Sofia Vendima, mãe de Afonso, que frequenta o Projeto Community, admite que a dança não é apenas o que se vê em palco. Envolve também “a disciplina, o compromisso” e todo um crescimento em várias áreas do desenvolvimento pessoal do filho. Apesar da distância que têm de percorrer desde Porto de Mós até Leiria para que Afonso possa participar nos treinos, enquanto pais, estão muito satisfeitos com “a evolução que ele tem tido” e referem que “ele está satisfeito e isso é o que interessa”.

Além disso, o progresso nos jovens que se envolvem em atividades extracurriculares é notório também a nível escolar, devido à resiliência e a todas as competências que desenvolvem através desta modalidade desportiva. “O facto de estarem a treinar mais tempo, seja dança, seja outra modalidade qualquer de que gostem, não tem necessariamente de impactar as notas de forma negativa, às vezes é mais pelo contrário”, comenta Stephanie Vieira, acrescentando que é comum os alunos chegarem mais cedo aos treinos e aproveitarem o tempo que têm para adiantar os estudos.

Segundo Marcelo, a noção de compromisso e de trabalho de equipa é também fundamental e constantemente fomentada na academia, o que faz com que os estudantes percebam “que não podem falhar com os colegas” pois estão “todos a trabalhar para o mesmo”.

O movimento da street dance vai para além de uma expressão artística.
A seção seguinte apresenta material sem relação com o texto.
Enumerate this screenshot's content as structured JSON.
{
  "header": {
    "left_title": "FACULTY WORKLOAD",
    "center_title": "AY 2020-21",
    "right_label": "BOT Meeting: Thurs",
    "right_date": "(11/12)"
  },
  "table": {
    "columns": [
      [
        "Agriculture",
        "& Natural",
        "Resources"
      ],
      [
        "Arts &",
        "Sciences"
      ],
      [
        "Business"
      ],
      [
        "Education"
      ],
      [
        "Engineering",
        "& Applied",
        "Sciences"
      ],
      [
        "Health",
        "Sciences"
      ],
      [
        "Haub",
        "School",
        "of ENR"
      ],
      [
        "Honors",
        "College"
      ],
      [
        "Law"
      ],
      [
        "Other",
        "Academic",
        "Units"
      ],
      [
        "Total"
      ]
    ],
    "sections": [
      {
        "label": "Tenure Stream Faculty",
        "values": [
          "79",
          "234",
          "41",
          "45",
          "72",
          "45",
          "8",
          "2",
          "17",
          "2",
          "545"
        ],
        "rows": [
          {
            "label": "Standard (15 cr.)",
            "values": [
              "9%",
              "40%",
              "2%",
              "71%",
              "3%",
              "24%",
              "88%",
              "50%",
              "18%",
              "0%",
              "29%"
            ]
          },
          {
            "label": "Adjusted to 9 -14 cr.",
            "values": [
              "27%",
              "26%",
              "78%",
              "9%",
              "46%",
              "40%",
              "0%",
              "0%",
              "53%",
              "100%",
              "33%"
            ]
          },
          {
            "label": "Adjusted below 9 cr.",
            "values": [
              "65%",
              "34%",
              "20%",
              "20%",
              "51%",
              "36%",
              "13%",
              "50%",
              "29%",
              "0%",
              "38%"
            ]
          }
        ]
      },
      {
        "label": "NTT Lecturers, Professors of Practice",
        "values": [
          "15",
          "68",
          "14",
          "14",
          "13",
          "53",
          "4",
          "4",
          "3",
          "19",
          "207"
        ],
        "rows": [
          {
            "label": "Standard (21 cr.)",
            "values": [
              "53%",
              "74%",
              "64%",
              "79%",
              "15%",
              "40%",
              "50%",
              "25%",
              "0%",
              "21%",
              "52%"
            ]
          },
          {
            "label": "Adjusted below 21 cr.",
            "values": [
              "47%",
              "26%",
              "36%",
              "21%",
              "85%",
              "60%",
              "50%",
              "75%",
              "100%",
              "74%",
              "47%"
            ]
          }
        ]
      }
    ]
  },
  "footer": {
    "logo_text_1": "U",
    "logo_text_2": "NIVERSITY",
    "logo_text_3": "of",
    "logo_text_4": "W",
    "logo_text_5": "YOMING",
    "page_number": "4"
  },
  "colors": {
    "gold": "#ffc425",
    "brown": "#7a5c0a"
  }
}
Procura ser uma forma de expressão genuína, onde cada um pode comunicar emoções e contar histórias, com o propósito de dar voz a diferentes culturas, principalmente aquelas que são pouco representadas, de forma que os seus
sentimentos, tradições e lutas sejam compreendidos através da dança.

Além disso, torna-se um espaço de crescimento pessoal e coletivo. Em cada passo, em cada atuação, os bailarinos desenvolvem não só conhecimentos técnicos, mas também valores cruciais, como o respeito, a noção de compromisso e o sentido de comunidade, palavra abraçada pelo Projeto Community.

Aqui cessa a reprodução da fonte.